Within 90 days, Plugscale onboarded 30+ engineers without compromising quality.

4. Operations & Delivery Stabilization 

Plugscale owned end-to-end operations:

HR Ops & Compliance
  • Contracts, payroll, taxation, probation policies, performance cycles
  • Labor law compliance & audit readiness
  • Employee issue resolution, engagement, and retention programs
IT & Security
  • Device provisioning
  • Endpoint security
  • VPN and access role management
  • SOC compliance processes support
Delivery Governance
  • Weekly engineering dashboards
  • Monthly performance scorecards
  • Quarterly reviews with global engineering leadership
  • SLA-driven support operations for L1/L2
Capability Building
  • Storage fundamentals training
  • Code review systems
  • DevOps maturity roadmap
  • Quality engineering transformation initiatives

This allowed the GCC to contribute real value within the first six months.

5. Seamless Ownership Transfer 

Plugscale executed a structured 90-day transition plan:

  • Documented 120+ internal processes across HR, IT, security, payroll, and engineering workflows
  • Transitioned reporting, governance, and leadership responsibilities
  • Guided the client on hiring internal GCC leadership
  • Provided stabilization support until new teams reached confidence
  • Tracked post-transfer productivity to ensure no regression

Execution Methodology 

Phase 1: Foundation (Weeks 1–4)

  • Market entry modeling
  • Capability alignment with U.S. leadership
  • Location and cost benchmarking
  • BOT timeline & governance design

Phase 2: Build (Months 1–4)

  • Talent engine activation
  • Office advisory and IT setup
  • Initial engineering pods creation
  • HR, payroll, compliance setup

Phase 3: Operate (Months 4–12)

  • Engineering delivery management
  • SLA-based support operations
  • Performance reviews & governance dashboards
  • Retention and capability building initiatives

Phase 4: Transfer (Months 12–18)

  • Process documentation
  • Leadership onboarding
  • Complete handover
  • 60–90 day post-transfer stabilization

Milestones Achieved 

  • Fully operational GCC within 5 months of kickoff
  • 40+ engineers hired in Phase 1, expanding to 65 by the time of transfer
  • Reduced time-to-hire by 45% through calibrated workflows
  • Implemented 20+ standardized delivery processes
  • Established SOPs for HR, IT, engineering, QA, support, and compliance
  • Zero disruption during transfer all engineering KPIs maintained

90-Day BOT Transfer Timeline for India GCC Ownership

30
Documentation
SOPs, Governance Frameworks, HR & IT Processes
60
Shadow Leadership
Parallel Governance & Knowledge Transition
90
Full Ownership
Complete Operational & Engineering Handover

Impact & ROI 

1. Cost Efficiency Achieved at Scale: The India GCC enabled 30–35% cost savings compared to U.S. team expansion.
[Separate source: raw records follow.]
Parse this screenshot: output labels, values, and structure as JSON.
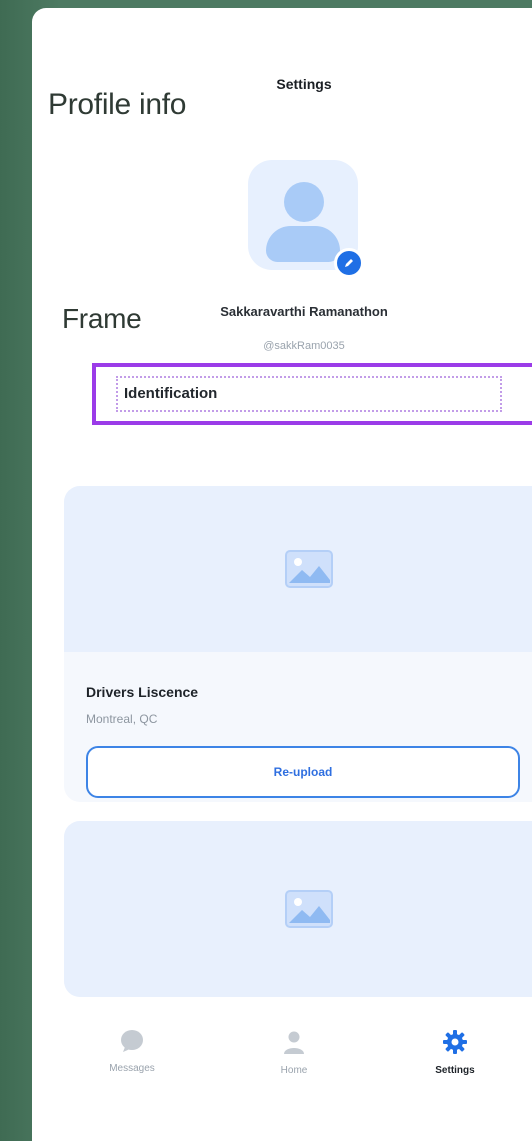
{
  "canvas": {
    "label_profile": "Profile info",
    "label_frame": "Frame"
  },
  "header": {
    "title": "Settings"
  },
  "profile": {
    "name": "Sakkaravarthi Ramanathon",
    "handle": "@sakkRam0035"
  },
  "identification": {
    "label": "Identification"
  },
  "cards": [
    {
      "title": "Drivers Liscence",
      "location": "Montreal, QC",
      "button_label": "Re-upload"
    },
    {
      "title": "",
      "location": ""
    }
  ],
  "bottom_nav": {
    "items": [
      {
        "label": "Messages",
        "icon": "chat-bubble-icon",
        "active": false
      },
      {
        "label": "Home",
        "icon": "person-icon",
        "active": false
      },
      {
        "label": "Settings",
        "icon": "gear-icon",
        "active": true
      }
    ]
  },
  "colors": {
    "background": "#4d7a62",
    "accent": "#1f6fe5",
    "selection": "#9b3be8",
    "card": "#f5f8fd"
  }
}
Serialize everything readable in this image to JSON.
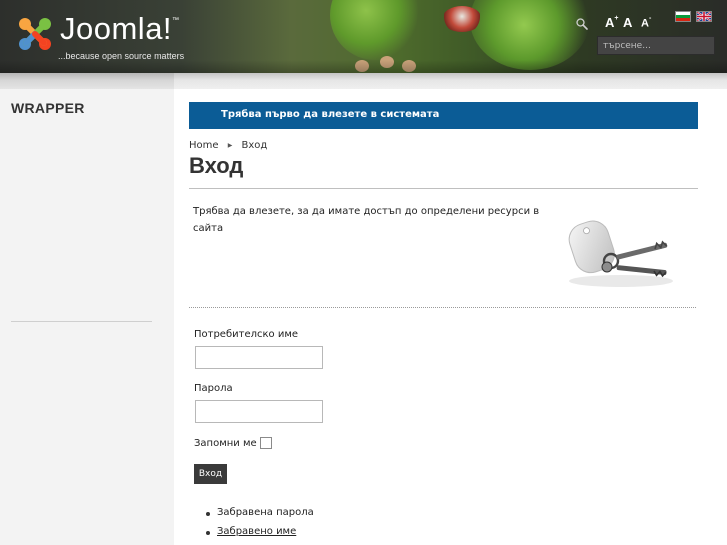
{
  "header": {
    "logo": {
      "wordmark": "Joomla!",
      "trademark": "™",
      "tagline": "...because open source matters"
    },
    "tools": {
      "search_icon": "search-icon",
      "font_increase": "A",
      "font_increase_sup": "+",
      "font_reset": "A",
      "font_decrease": "A",
      "font_decrease_sup": "-"
    },
    "languages": [
      "bg",
      "en"
    ],
    "search": {
      "placeholder": "търсене..."
    }
  },
  "sidebar": {
    "title": "WRAPPER"
  },
  "main": {
    "notice": "Трябва първо да влезете в системата",
    "breadcrumb": {
      "home": "Home",
      "current": "Вход"
    },
    "title": "Вход",
    "description": "Трябва да влезете, за да имате достъп до определени ресурси в сайта",
    "image": "keys-image",
    "form": {
      "username_label": "Потребителско име",
      "username_value": "",
      "password_label": "Парола",
      "password_value": "",
      "remember_label": "Запомни ме",
      "remember_checked": false,
      "submit_label": "Вход"
    },
    "links": [
      {
        "label": "Забравена парола"
      },
      {
        "label": "Забравено име"
      }
    ]
  },
  "colors": {
    "notice_bg": "#0b5c96",
    "button_bg": "#3a3a3a",
    "sidebar_bg": "#f3f3f3"
  }
}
2. Faster Release Cycles: Dedicated engineering pods increased throughput and reduced last-mile dependencies on vendors.

3. Higher Engineering Quality: Centralized QA + DevOps pods improved test coverage and reduced defect leakage.

4. Stronger Control Over IP & Security: Internal GCC structure improved confidentiality compared to distributed vendor teams.

5. A Foundation for Future Growth: The blueprint supports expansion to 150+ roles over 3 years.

Strategic Advantage for the Client

  • A strategically designed, ready-to-scale GCC
  • Ownership over a high-caliber engineering workforce
  • Long-term operational stability
  • Lower dependence on external vendors
  • Stronger competitive position in the storage-tech market
  • Ability to accelerate innovation with predictable cost structures

FAQs 

Frequently Asked Questions – BOT Model & India GCC Setup

How do you determine the right time to initiate a BOT transfer?
The ideal transfer timing aligns delivery stability, leadership readiness, and governance maturity. When KPIs are consistently achieved and internal managers can independently run operations, transition can occur without performance risk.
How is engineering quality maintained during the Operate phase?
Quality is maintained through structured hiring scorecards, code review frameworks, sprint velocity tracking, SLA dashboards, and weekly KPI monitoring to ensure the GCC functions like a mature engineering organization.
Does Plugscale manage the complete employee lifecycle?
Yes. The BOT model includes end-to-end employee lifecycle management — talent acquisition, onboarding, payroll, taxation, HR compliance, performance cycles, engagement programs, and retention strategy.
How is knowledge continuity protected during BOT transfer?
Knowledge retention includes comprehensive SOP documentation, shadow leadership cycles, structured governance transition plans, and parallel reporting phases to prevent operational regression.
What scale is appropriate for a Build–Operate–Transfer model?
The BOT framework supports teams starting at 20–25 specialists and scaling beyond 200+ roles, making it suitable for both mid-sized tech firms and large enterprises building India GCCs.